Angiosarcoma Arising from the Tongue of an 11-Year-Old Girl with Xeroderma Pigmentosum

Xeroderma pigmentosum (XP) is a rare autosomal recessive defect in DNA endonuclease activity that is associated with the development of cutaneous malignancies, at sun exposed sites, including basal cell carcinoma, squamous cell carcinoma, and melanoma. Squamous cell carcinomas are also known to target the anterior tongue. Patients sometimes develop angiosarcomas, and these invariably arise from sun-exposed skin. A biopsy was taken from a large mass arising in the anterior tongue of an 11-year-old girl with XP and a history of cutaneous basal cell carcinomas.
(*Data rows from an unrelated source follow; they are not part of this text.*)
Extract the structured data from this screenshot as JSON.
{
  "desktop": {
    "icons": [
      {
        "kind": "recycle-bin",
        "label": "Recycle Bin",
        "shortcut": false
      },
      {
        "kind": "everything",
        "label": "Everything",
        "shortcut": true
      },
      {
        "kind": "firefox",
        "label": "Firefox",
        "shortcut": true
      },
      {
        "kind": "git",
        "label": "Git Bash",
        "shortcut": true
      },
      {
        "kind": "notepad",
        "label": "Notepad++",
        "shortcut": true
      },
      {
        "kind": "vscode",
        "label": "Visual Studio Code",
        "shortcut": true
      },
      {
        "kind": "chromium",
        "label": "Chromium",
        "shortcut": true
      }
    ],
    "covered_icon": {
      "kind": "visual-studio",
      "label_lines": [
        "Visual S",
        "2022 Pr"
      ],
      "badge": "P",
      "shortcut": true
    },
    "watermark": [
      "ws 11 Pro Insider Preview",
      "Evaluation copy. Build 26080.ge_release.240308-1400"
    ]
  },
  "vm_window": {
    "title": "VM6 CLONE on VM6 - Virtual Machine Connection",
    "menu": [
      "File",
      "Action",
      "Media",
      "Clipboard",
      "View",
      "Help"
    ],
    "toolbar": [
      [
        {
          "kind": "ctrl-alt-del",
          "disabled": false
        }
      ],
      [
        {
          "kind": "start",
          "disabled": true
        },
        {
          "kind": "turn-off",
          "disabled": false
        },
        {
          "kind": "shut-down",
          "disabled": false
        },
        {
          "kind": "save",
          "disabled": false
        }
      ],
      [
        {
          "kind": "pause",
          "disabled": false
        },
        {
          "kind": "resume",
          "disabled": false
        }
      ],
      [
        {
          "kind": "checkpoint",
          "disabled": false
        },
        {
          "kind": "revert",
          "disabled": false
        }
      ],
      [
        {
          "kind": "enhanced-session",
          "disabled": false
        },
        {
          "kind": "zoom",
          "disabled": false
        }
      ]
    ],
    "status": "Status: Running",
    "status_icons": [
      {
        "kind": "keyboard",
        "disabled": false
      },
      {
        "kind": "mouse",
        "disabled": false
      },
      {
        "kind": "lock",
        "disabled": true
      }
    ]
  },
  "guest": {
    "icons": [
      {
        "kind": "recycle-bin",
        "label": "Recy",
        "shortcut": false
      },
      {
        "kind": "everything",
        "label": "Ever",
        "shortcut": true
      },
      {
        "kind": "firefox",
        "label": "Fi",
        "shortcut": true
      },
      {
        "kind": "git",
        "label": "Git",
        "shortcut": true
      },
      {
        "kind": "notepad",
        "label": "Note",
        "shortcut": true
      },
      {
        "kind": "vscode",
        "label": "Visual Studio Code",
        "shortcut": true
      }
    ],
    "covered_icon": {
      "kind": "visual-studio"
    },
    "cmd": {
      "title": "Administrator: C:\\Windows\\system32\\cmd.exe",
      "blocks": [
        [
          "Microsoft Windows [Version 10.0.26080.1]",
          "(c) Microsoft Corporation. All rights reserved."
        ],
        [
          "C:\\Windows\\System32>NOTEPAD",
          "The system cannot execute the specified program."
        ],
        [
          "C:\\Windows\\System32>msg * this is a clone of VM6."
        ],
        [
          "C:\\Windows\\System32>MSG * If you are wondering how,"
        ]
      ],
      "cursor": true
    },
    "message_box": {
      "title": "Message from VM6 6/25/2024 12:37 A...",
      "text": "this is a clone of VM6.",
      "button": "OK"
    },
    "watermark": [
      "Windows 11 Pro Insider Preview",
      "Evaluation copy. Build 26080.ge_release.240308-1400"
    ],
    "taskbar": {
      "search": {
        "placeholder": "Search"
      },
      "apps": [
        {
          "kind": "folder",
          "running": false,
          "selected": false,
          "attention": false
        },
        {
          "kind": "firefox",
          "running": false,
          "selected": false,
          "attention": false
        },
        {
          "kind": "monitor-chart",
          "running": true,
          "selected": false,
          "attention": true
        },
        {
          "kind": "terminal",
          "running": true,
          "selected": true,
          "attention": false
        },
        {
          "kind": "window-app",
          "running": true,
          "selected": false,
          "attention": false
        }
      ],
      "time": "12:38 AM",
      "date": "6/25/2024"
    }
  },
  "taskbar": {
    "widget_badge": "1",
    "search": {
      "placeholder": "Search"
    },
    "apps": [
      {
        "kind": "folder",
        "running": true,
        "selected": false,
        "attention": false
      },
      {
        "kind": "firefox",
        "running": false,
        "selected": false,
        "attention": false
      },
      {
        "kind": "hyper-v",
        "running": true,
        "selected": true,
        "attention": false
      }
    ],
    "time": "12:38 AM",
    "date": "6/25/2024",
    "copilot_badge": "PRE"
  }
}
The histopathologic findings demonstrated a high grade epithelioid neoplasm resembling a poorly differentiated squamous cell carcinoma, but the immunohistochemical profile (AE1/AE3 negative, p63 negative, CD31 positive, CD34 positive) established the diagnosis of angiosarcoma. Angiosarcoma is an XP-related tumor that usually arises in sun-exposed skin but can also arise in the oral cavity. For patients with XP who develop epithelioid neoplasms of the oral cavity, epithelioid angiosarcoma should be considered in the differential diagnosis.